Baidu the “Google of China” (NASDAQ:BIDU)
Baidu is known as China’s Google but investors are overlooking the potential in Baidu’s artificial intelligence, cloud and electric vehicle units.
Why are we excited? Baidu’s advertising sales growth has been relatively flat. but where it gets interesting is its artificial intelligence (AI), cloud and autonomous driving businesses…
- After 8 quarters of nearly flat growth, Baidu’s revenue exploded 25% in the first quarter of 2021.
- In the first quarter, Baidu’s non-advertising (AI) business grew 70%.
- While the majority of Baidu’s revenue is made from advertising, it expects non-advertising revenue to exceed advertising revenue in the next 3 years.
See full article here.
What’s the upside? Baidu has several units that have barely been included in its current valuation — given the speculative nature of these units:
- Baidu is the leading player for autonomous vehicle tech in China — which isn’t expected to commercialize its robo-taxi fleet until 2025.
- In Jan, Baidu announced a partnership with Geely to develop an electric vehicle — utilizing Baidu’s self-driving tech.
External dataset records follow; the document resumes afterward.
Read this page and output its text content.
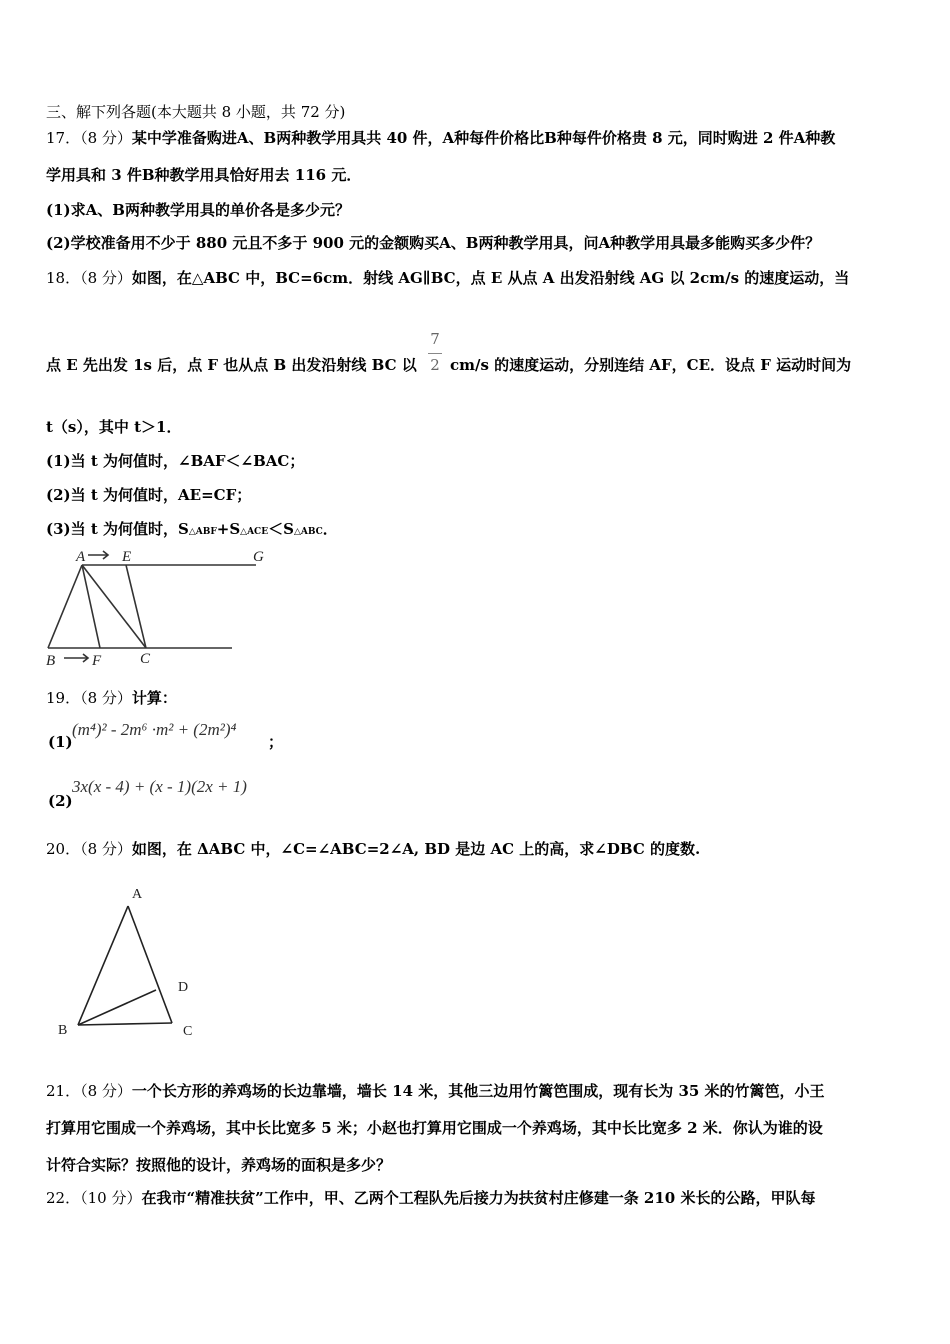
三、解下列各题(本大题共 8 小题，共 72 分)
17．（8 分）某中学准备购进A、B两种教学用具共 40 件，A种每件价格比B种每件价格贵 8 元，同时购进 2 件A种教
学用具和 3 件B种教学用具恰好用去 116 元．
(1)求A、B两种教学用具的单价各是多少元？
(2)学校准备用不少于 880 元且不多于 900 元的金额购买A、B两种教学用具，问A种教学用具最多能购买多少件？
18．（8 分）如图，在△ABC 中，BC=6cm．射线 AG∥BC，点 E 从点 A 出发沿射线 AG 以 2cm/s 的速度运动，当
7
2
点 E 先出发 1s 后，点 F 也从点 B 出发沿射线 BC 以 cm/s 的速度运动，分别连结 AF，CE．设点 F 运动时间为
t（s），其中 t＞1．
(1)当 t 为何值时，∠BAF＜∠BAC；
(2)当 t 为何值时，AE=CF；
(3)当 t 为何值时，S△ABF+S△ACE＜S△ABC．
A E	G
B F	C
19．（8 分）计算：
(1)
(m⁴)² - 2m⁶ ·m² + (2m²)⁴
；
(2)
3x(x - 4) + (x - 1)(2x + 1)
20．（8 分）如图，在 ΔABC 中，∠C=∠ABC=2∠A, BD 是边 AC 上的高，求∠DBC 的度数.
A
B	C
D
21．（8 分）一个长方形的养鸡场的长边靠墙，墙长 14 米，其他三边用竹篱笆围成，现有长为 35 米的竹篱笆，小王
打算用它围成一个养鸡场，其中长比宽多 5 米；小赵也打算用它围成一个养鸡场，其中长比宽多 2 米．你认为谁的设
计符合实际？按照他的设计，养鸡场的面积是多少？
22．（10 分）在我市“精准扶贫”工作中，甲、乙两个工程队先后接力为扶贫村庄修建一条 210 米长的公路，甲队每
While many of these are long-shots, the near-term upside is Baidu’s AI and cloud business. As Baidu’s revenue moves toward AI, its valuation could move to reflect the move away from ad sales.
Where’s the margin of safety? Aside from regulatory risks from China’s government, Baidu has several factors that could limit the downside:
- Baidu is highly profitable with a 21% net income margin in 2020 —
- At an 11x Sales/EBITDA multiple, Baidu is nearly half the multiple of its US counterpart, Google — giving it a fair valuation.
- With a cash & short-term investments balance of nearly $25b and less than $12b in long-term debt, Baidu is in a strong financial position.
What are the biggest risks? Regulations and trade wars:
- Increased regulations from the Chinese government. In Mar 2021, Baidu was among a dozen companies fined by the Chinese government — in relation to a crackdown on the internet sector.
- An ongoing trade war between the US and China could impact Baidu. In March, the US adopted a rule that could delist Chinese companies that fail to comply with auditing requirements from a US firm.
Why now? Over the past few months, several factors down — which had nothing to do with Baidu’s fundamentals — pushed Baidu’s stock down 40%:
- A sell-off in Chinese stocks from political China’s regulation on Chinese tech giants and US/China tensions.
- Archegos, a family office, was forced to sell its position in Baidu, which led to margin calls and sent Baidu’s stock down.
The impact from external factors has given investors a better entry into its stock compared to a couple months ago, when it was trading at all-time highs.